Precisamos parar de dar tanto poder para eles, já que a Bíblia nunca deu. Hoje a teologia inclusiva nos ensina isso, o que demonstra que Deus também nunca conferiu esse poder. Vale registrar que nem com a tal ‘cura gay’ Deus anuiu. Nunca houve ‘cura gay’. Foram derrotados pelo próprio discurso. Um discurso que Deus nunca autorizou. Tanto que o discurso falido e derrotado teve que mudar. Agora eles pregam: ‘você pode ser homossexual, só não pode praticar’.

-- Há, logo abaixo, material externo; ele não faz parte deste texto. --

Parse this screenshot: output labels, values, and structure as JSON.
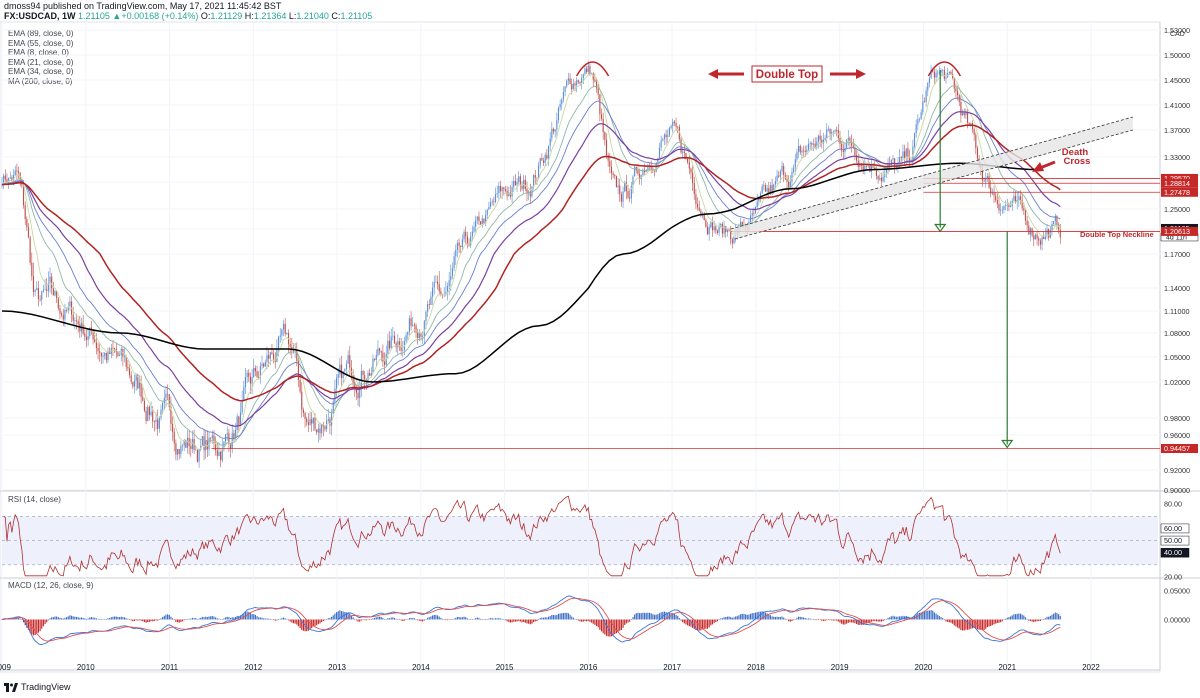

Claro, se eles estivessem minimamente preocupados com a real opinião de Deus, certamente se questionariam acerca de o porquê Jesus curou a todos que a ele se chegaram e apenas os homossexuais e transexuais não são alvos do seu poder. Ressalto que nesse contexto não cabe a experiência de Paulo, já que se tratava de uma ‘fraqueza’ que o apóstolo tinha e que não tinha implicação para o seu chamado e para a sua salvação, tanto que Cristo lhe diz que aquilo não o impedia de realizar o seu ministério. É muito diferente do contexto colocado para os LGBTQIAP+ nas igrejas.
Logo, o que menos tem importado nesse contexto, ao menos para esses cantores, é a opinião de Deus. Eles apenas querem condenar e continuar declarando uma fala que diz muito mais do preconceito deles, do que da opinião verdadeira do Criador.